« Je n'utilise pas la chanson floklorique, c'est elle qui m'utilise » Veljo Tormis
J'ai écrit Les Peuples oubliés sur une période de vingt ans, de 1970 à 1989, sans l'avoir planifié à l'avance comme un tout. C'est au cours du processus de composition que l'orientation conceptuelle globale de l'ouvrage s'est dessinée, et je ne lui ai donné son titre qu'après avoir jeté la dernière note sur le papier. L'impulsion pour écrire la série m'a été donnée par les contacts fortuits que j'ai eus avec quelques familles de survivants, des Livoniens – avec leur langue et leurs chants. Mes préoccupations de créateur m'avaient auparavant poussé dans une quête pour identifier la langue maternelle musicale de mon propre peuple, les Estoniens. Et voilà qu'un thème tout neuf et logiquement relié à celles-ci se présentait à moi pour une nouvelle mission : le sort des petites nations. J'ai choisi d'écrire pour chœur mixte a cappella car il me semblait qu'un traitement purement vocal était ce qui retiendrait le mieux la forme originale de ces chants populaires – principe qui sous-tend d'ailleurs l'ensemble de mes pièces folkloristes.
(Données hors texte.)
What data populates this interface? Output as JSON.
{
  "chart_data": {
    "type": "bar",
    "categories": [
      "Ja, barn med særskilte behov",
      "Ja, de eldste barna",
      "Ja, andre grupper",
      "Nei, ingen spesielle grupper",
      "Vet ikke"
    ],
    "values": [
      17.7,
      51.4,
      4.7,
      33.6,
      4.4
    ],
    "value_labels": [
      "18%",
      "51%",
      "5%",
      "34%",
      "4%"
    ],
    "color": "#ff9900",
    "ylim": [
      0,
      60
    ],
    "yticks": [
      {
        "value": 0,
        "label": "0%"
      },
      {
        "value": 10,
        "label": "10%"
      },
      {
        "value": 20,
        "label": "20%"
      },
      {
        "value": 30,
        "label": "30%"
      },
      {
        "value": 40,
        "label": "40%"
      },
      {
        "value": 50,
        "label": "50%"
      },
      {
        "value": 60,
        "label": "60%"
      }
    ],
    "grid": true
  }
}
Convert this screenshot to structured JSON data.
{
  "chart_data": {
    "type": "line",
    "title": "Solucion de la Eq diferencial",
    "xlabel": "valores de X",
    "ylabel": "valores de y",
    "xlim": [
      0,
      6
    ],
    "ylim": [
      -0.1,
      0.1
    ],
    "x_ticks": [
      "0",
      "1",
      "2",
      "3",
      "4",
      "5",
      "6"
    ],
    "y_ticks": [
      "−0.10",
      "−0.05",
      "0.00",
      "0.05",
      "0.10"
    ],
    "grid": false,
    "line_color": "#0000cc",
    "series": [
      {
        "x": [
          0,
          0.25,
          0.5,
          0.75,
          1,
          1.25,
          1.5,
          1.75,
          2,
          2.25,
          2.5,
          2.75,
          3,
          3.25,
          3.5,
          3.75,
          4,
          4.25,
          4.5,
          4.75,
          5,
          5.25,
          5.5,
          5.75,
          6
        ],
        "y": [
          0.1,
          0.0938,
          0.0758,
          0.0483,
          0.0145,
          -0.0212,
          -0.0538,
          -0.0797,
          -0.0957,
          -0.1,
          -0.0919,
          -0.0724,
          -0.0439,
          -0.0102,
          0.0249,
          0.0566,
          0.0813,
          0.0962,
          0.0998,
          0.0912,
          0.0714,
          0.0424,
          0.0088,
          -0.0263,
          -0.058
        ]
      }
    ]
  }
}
Chaque cycle est construit à partir d'un matériel musical authentique, original et potentiellement archaïque. L'ancien chant de la langue de la branche fennique, en particulier celui qu'on appelle le « chant runique », est arrivé jusqu'à nous depuis les temps préchrétiens en conservant des traits de la culture chamanique ancestrale. Je me suis efforcé de prendre en compte l'ensemble des sources originales existantes : imprimés, archives ou exécutions en direct. Les textes originaux ont été adaptés pour l'occasion par les meilleures autorités en la matière, issues pour la plupart de l'école fondée à Tartu (*) par Paul Ariste (1905-1990), philologue finno-ougrien bien connu du monde académique.
L'objectif des arrangements musicaux est de mettre en lumière les racines communes à ces peuples apparentés, racines particulièrement évidentes dans les couches les plus anciennes du folklore. La plupart des peuples balto-finnois partagent ce que l'on appelle le « chant du Kaleval », avec sa mélodie suggestive et monotone et sa répartition typique entre un chanteur principal et un chœur qui répètent en alternance chaque strophe. Dans le même temps, cela m'intéressait de découvrir et de mettre en valeur les caractéristiques spécifiques à chaque nation. J'ai également tenté de préserver les traditions en matière de style d'interprétation et de vocalité.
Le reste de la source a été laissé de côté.